Safaa (or Safâa) Erruas, born in 1976 in Tétouan, is a Moroccan artist.

== Biography ==
Safaa Erruas was born in 1976 in Tétouan, Morocco. After a year of higher education at the Faculty of Sciences of Tétouan, she changed her course of studies and opted for artistic training. She graduated from the Institut National des Beaux-Arts de Tétouan in 1998. Her work, abstract and minimalist, is most often dominated by a single color, white, which symbolizes for her, immateriality, silence, fragility in drawings that also include sutures, cuts and seams, like unhealed wounds. She also includes pointed or sharp elements, such as needles, razor blades, knives, and thread.

== Career ==
Erruas lives and works in Tétouan, and exhibits in Morocco, and since 1998, internationally. When she had finished her artistic studies and obtained her diploma, she participated in "Morocco time," an exhibition organized by Jean-Louis Froment, founder of the CAPC musée d'art contemporain de Bordeaux. She then lived as an artist in residence for six months at the Cité internationale des arts in Paris. In 2002, she participated in the fifth Dakar Biennale, and again in the seventh Dakar Biennale (2006), when she was one of the artists to win an award.

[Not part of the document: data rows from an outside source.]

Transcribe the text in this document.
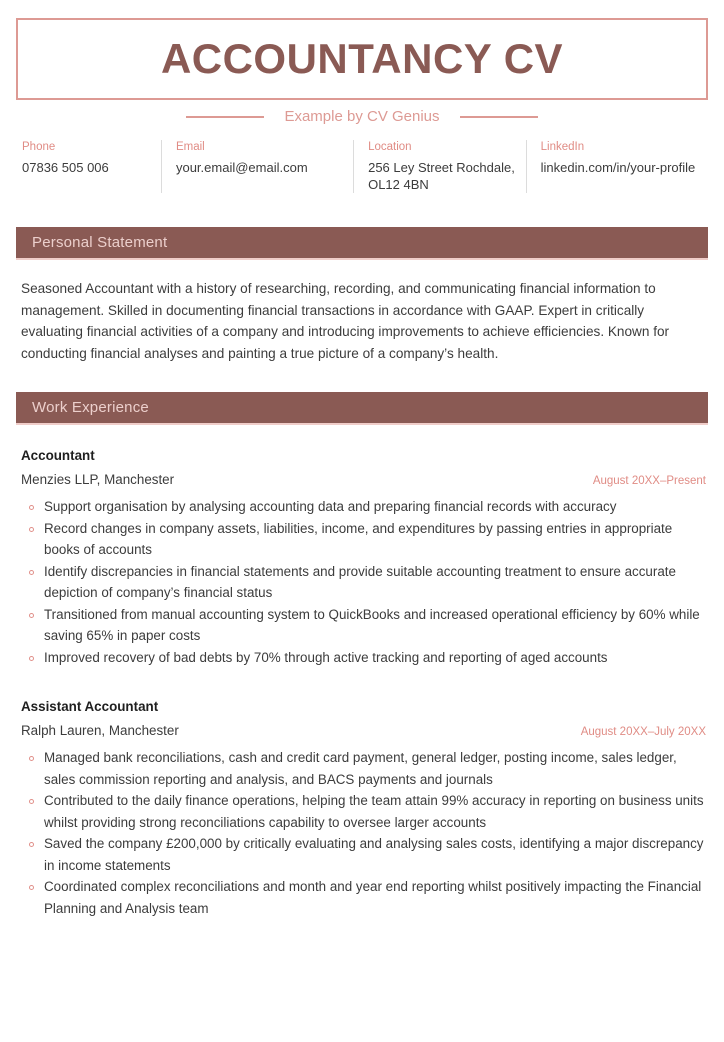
ACCOUNTANCY CV
Example by CV Genius
Phone
07836 505 006
Email
your.email@email.com
Location
256 Ley Street Rochdale, OL12 4BN
LinkedIn
linkedin.com/in/your-profile
Personal Statement
Seasoned Accountant with a history of researching, recording, and communicating financial information to management. Skilled in documenting financial transactions in accordance with GAAP. Expert in critically evaluating financial activities of a company and introducing improvements to achieve efficiencies. Known for conducting financial analyses and painting a true picture of a company’s health.
Work Experience
Accountant
Menzies LLP, Manchester	August 20XX–Present
Support organisation by analysing accounting data and preparing financial records with accuracy
Record changes in company assets, liabilities, income, and expenditures by passing entries in appropriate books of accounts
Identify discrepancies in financial statements and provide suitable accounting treatment to ensure accurate depiction of company’s financial status
Transitioned from manual accounting system to QuickBooks and increased operational efficiency by 60% while saving 65% in paper costs
Improved recovery of bad debts by 70% through active tracking and reporting of aged accounts
Assistant Accountant
Ralph Lauren, Manchester	August 20XX–July 20XX
Managed bank reconciliations, cash and credit card payment, general ledger, posting income, sales ledger, sales commission reporting and analysis, and BACS payments and journals
Contributed to the daily finance operations, helping the team attain 99% accuracy in reporting on business units whilst providing strong reconciliations capability to oversee larger accounts
Saved the company £200,000 by critically evaluating and analysing sales costs, identifying a major discrepancy in income statements
Coordinated complex reconciliations and month and year end reporting whilst positively impacting the Financial Planning and Analysis team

In 2009, she was also selected as one of five significant female artists of the new generation of female artists in the Muslim world for a New York exhibition organized by MoCADA (Museum of Contemporary African Diasporan Arts). In 2016, her work was exhibited in Paris as part of the Contemporary Art and Design Fair focused on Africa, Also Known As Africa (AKAA), at the Carreau du Temple, then again in 2018 at the same fair. She also exhibited in 2017 in London in an annual fair devoted to contemporary art from the African continent. Erruas's works are held in collections such as the Moroccan Royal Palace, the Société Générale (Morocco), the Caisse de dépôt et de gestion (Morocco), the ONA Foundation in Morocco, the Jean Paul Blachère Foundation in Apt, and the Center for contemporary art in Lagos, Nigeria. From February 24 to May 1, 2022, she participated in the exhibition, "African Voices," with Mounir Fatmi, Maimouna Gerresi, and Kyle Weeks, in Milan.